Part III
WHAT COULD BE DONE

12. Political Aims and Social Facts

IT MAY BE that the course of history, of social and political life, is determined. It may be, in other words, that the laws of historical development are independent of any influence from human reason or voluntary human choice. The growth and decline of peoples, the rise and fall of civilizations, the spread and dissolution of churches, all may occur in some sequence that has no causal reference to our own rational nature. Many philosophers have thought so, and have traced the causal root of history to the Will of an Absolute God or to rainfall, to Destiny or Race or the accidental meetings of atoms.

If so, then all political debate and all discussion of social reform, all our arguments and supposed decisions about elections and wars and statutes and revolutions, are neurotic illusions, meaningless scrawls on a blank façade. All, then, that we could intelligibly do about history would be to contemplate it with a detached aesthetic interest.
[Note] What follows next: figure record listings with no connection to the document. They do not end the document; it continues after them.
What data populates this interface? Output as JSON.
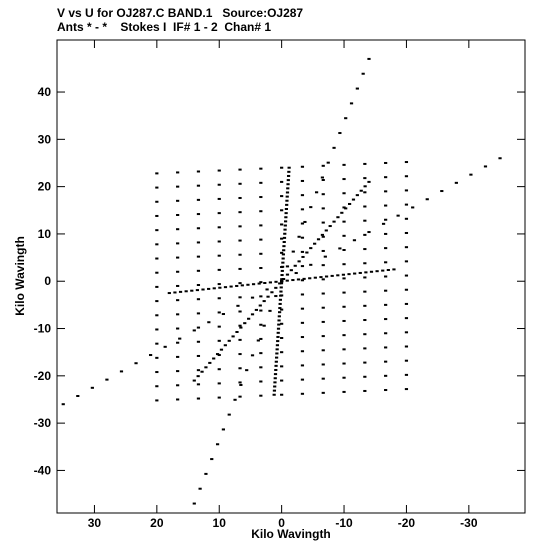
{
  "header": {
    "line1": "V vs U for OJ287.C BAND.1   Source:OJ287",
    "line2": "Ants * - *    Stokes I  IF# 1 - 2  Chan# 1"
  },
  "chart_data": {
    "type": "scatter",
    "xlabel": "Kilo Wavingth",
    "ylabel": "Kilo Wavingth",
    "xlim": [
      36,
      -39
    ],
    "ylim": [
      -49,
      51
    ],
    "x_ticks": [
      30,
      20,
      10,
      0,
      -10,
      -20,
      -30
    ],
    "y_ticks": [
      40,
      30,
      20,
      10,
      0,
      -10,
      -20,
      -30,
      -40
    ],
    "grid": false,
    "marker": "short dash",
    "tracks": [
      {
        "note": "horizontal-ish arm",
        "x0": -35,
        "x1": 35,
        "y0": 26,
        "y1": -26,
        "n": 30
      },
      {
        "note": "steep arm",
        "x0": -14,
        "x1": 14,
        "y0": 47,
        "y1": -47,
        "n": 30
      },
      {
        "note": "near-horizontal through center",
        "x0": -18,
        "x1": 18,
        "y0": 2.5,
        "y1": -2.5,
        "n": 40
      },
      {
        "note": "near-vertical through center",
        "x0": -1.2,
        "x1": 1.2,
        "y0": 24,
        "y1": -24,
        "n": 55
      },
      {
        "note": "diagonal NE-SW",
        "x0": -14,
        "x1": 14,
        "y0": 21,
        "y1": -21,
        "n": 45
      }
    ],
    "grid_block": {
      "x_min": -20,
      "x_max": 20,
      "y_min": -24,
      "y_max": 24,
      "nx": 12,
      "ny": 16,
      "skew": 0.06
    }
  }
}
This may be so, but we must, and we do, assume that it is not so. We believe, and we cannot help believing, that what we think and decide makes some difference to the course of history.

The question then arises: how much difference? We must beware of this assumption of ours. If we assume, and are perhaps justified in assuming, that our thoughts and decisions make some difference to history, it does not follow that they make very much difference. It is, indeed, fairly easy to demonstrate that they make, at most, very little difference. If we have any freedom in relation to the course of history, to political and social affairs, it is a narrowly restricted freedom.